Going to keep this one secret for now as its been sealed up for a while. Im sure some of you will recognize it!

1 





2





3





4





5





6





7





8


----------



## Priority 7 (Apr 2, 2012)

Love the shots especially 3 & 4


----------



## night crawler (Apr 2, 2012)

Priority 7 said:


> Love the shots especially 3 & 4



My sentaments as well, great photo's.


----------



## UEP-Wales (Apr 2, 2012)

Amazing! No idea where this place is but bloody amazing!


----------



## chizyramone (Apr 2, 2012)

Aww, nice one walsh.

Stunning pictures my boy


----------



## cogito (Apr 2, 2012)

I've been meaning to go back here to get a photo of the Geode chamber, still yet to see any photos of it!

Looks like you went at a good time of day with the sun lighting up the pool nicely.


----------



## Landsker (Apr 2, 2012)

cogito said:


> I've been meaning to go back here to get a photo of the Geode chamber, still yet to see any photos of it!
> 
> Looks like you went at a good time of day with the sun lighting up the pool nicely.



Was that up past the pump, with an arrow pointing into it?


----------



## flyboys90 (Apr 3, 2012)

Great photos,thanks for sharing.


----------



## Winch It In (Apr 3, 2012)

Fab photo's walsh.


----------



## Flexible (Apr 4, 2012)

Aw maaan!! Those pics are superb. 1 to 4 hit the spot for me - great colours. Thanks.


----------



## cogito (Apr 4, 2012)

walsh said:


> Was that up past the pump, with an arrow pointing into it?



About half way along the main drift from what I remember, that could even be the hole into it in the last photo looking at it. Was several years ago now!

I remember standing at an awkward angle poking my head and shoulders in and gawping in amazement, getting a tripod in position would be difficult in all fairness!


----------



## Landsker (Apr 4, 2012)

cogito said:


> About half way along the main drift from what I remember, that could even be the hole into it in the last photo looking at it. Was several years ago now!
> 
> I remember standing at an awkward angle poking my head and shoulders in and gawping in amazement, getting a tripod in position would be difficult in all fairness!
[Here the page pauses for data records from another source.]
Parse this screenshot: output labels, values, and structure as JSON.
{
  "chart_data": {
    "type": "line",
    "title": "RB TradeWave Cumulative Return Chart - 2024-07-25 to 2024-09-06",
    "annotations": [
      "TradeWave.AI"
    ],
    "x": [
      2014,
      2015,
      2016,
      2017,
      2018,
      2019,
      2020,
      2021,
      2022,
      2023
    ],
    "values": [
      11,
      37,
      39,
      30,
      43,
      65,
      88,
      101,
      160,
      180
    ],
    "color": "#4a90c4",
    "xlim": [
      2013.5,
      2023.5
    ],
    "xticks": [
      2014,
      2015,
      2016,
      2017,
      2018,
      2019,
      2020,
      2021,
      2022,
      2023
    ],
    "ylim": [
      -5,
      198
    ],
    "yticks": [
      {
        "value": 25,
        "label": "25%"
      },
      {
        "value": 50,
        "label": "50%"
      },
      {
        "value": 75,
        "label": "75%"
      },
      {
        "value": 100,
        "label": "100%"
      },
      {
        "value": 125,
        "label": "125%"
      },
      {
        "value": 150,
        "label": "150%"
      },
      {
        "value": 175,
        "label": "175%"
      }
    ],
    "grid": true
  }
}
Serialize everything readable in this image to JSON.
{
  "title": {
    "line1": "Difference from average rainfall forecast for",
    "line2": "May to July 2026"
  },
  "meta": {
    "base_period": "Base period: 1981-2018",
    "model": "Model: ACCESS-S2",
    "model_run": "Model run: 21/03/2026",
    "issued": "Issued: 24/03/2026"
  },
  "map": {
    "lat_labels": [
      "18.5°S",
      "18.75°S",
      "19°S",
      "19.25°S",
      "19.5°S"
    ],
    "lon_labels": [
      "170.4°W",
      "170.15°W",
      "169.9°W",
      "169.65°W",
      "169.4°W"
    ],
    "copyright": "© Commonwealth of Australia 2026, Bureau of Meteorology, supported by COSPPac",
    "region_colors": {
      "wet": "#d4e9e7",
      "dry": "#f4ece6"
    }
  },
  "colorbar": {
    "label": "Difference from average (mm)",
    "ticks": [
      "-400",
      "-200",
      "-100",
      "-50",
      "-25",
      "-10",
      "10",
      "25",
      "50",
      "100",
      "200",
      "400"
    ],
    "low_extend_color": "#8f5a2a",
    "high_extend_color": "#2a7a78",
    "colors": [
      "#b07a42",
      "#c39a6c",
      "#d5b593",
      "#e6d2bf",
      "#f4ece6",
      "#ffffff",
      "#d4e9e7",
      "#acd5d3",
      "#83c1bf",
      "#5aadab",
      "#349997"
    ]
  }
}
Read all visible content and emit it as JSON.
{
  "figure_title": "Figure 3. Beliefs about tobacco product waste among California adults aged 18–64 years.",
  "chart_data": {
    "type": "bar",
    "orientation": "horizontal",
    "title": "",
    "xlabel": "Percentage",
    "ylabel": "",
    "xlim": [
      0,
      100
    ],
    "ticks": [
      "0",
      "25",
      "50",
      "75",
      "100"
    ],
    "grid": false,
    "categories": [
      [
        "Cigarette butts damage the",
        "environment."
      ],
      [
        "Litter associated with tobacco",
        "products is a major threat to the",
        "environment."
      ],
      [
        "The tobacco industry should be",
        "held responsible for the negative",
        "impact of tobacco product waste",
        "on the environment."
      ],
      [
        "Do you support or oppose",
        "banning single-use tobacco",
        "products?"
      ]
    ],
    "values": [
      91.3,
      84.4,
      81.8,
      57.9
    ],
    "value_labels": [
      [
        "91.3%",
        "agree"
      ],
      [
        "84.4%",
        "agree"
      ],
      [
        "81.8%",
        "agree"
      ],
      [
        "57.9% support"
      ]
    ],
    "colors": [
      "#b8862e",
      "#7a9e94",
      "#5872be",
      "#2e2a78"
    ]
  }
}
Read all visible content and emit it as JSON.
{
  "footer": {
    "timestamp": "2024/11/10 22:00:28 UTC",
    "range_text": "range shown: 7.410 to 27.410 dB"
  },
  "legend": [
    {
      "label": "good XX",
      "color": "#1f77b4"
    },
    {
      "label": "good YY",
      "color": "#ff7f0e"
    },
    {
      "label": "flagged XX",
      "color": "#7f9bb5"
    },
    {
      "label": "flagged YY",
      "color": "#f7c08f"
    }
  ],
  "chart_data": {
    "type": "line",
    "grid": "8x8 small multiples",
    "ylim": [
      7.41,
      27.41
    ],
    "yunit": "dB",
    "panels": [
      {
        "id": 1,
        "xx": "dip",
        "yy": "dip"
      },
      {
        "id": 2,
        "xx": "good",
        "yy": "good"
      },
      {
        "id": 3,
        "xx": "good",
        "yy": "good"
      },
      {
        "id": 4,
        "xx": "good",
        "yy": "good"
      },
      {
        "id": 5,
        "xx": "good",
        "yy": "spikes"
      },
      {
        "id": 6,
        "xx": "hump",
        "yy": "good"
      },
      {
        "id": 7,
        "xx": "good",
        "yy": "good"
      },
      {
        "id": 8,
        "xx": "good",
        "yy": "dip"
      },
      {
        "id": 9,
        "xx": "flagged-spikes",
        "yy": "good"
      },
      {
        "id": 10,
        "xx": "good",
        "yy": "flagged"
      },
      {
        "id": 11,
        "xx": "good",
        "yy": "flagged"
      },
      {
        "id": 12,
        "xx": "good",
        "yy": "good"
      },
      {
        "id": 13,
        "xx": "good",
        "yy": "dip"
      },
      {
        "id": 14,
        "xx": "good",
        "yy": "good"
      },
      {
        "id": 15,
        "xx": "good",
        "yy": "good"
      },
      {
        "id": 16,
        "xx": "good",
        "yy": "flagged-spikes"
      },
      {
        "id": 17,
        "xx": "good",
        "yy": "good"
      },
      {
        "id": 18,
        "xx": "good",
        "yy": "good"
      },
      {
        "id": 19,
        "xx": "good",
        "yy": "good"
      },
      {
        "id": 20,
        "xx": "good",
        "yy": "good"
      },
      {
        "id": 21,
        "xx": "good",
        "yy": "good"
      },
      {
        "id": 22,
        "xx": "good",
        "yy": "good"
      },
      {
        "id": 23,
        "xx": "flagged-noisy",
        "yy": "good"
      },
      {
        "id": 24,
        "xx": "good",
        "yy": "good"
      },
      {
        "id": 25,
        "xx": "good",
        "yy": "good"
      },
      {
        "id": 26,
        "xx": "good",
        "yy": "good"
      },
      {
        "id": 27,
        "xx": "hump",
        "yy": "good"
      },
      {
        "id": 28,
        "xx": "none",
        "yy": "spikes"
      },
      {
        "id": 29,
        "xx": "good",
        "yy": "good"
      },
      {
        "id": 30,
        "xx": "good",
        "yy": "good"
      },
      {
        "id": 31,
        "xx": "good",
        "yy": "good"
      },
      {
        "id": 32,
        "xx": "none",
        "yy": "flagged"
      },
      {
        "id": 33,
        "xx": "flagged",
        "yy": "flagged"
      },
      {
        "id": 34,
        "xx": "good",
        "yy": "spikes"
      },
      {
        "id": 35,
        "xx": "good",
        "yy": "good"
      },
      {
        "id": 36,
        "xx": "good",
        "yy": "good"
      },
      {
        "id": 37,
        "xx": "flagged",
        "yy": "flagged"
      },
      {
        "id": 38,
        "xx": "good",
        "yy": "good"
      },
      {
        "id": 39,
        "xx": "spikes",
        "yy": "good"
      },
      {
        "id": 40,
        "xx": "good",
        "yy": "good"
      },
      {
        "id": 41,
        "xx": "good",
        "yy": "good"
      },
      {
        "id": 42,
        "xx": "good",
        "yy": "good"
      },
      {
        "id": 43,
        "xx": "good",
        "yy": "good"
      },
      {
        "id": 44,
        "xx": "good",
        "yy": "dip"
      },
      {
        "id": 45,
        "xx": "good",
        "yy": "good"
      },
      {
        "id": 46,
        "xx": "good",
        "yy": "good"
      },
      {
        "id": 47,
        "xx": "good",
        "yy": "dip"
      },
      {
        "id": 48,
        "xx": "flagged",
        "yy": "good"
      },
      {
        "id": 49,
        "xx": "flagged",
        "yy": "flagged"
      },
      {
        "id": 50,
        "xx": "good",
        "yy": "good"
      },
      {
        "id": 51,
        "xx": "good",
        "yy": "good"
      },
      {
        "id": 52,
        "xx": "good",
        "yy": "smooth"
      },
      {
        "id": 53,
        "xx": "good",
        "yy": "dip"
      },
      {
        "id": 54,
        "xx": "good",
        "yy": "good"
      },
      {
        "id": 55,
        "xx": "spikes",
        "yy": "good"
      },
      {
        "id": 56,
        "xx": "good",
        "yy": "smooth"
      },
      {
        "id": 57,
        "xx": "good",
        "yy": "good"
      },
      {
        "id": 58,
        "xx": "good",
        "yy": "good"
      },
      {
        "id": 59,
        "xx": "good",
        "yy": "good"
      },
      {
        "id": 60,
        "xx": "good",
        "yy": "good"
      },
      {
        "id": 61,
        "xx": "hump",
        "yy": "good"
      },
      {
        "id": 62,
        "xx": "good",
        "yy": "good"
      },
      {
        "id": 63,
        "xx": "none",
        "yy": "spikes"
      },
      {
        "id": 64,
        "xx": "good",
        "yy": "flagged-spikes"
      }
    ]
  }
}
That could be it, thats about half way on the way back out.


----------



## SeffyboyUK (Apr 5, 2012)

Very nice pictures there


----------



## the|td4 (Apr 5, 2012)

I usually hate these mine reports because they give me nightmares of being trapped in the earth but this one is the first I've read where it looks spacious enough not to send me flying into a panic! lol


nice pics thanks for posting!


----------



## sheep2405 (Apr 8, 2012)

How has it been sealed up, we been there regularly either rope in or through main doors?


----------



## Landsker (Apr 8, 2012)

sheep2405 said:


> How has it been sealed up, we been there regularly either rope in or through main doors?



Padlocked on the main door, at least it was two months ago apparently.


----------



## sheep2405 (Apr 9, 2012)

You could borrow the key if you you pm me.


----------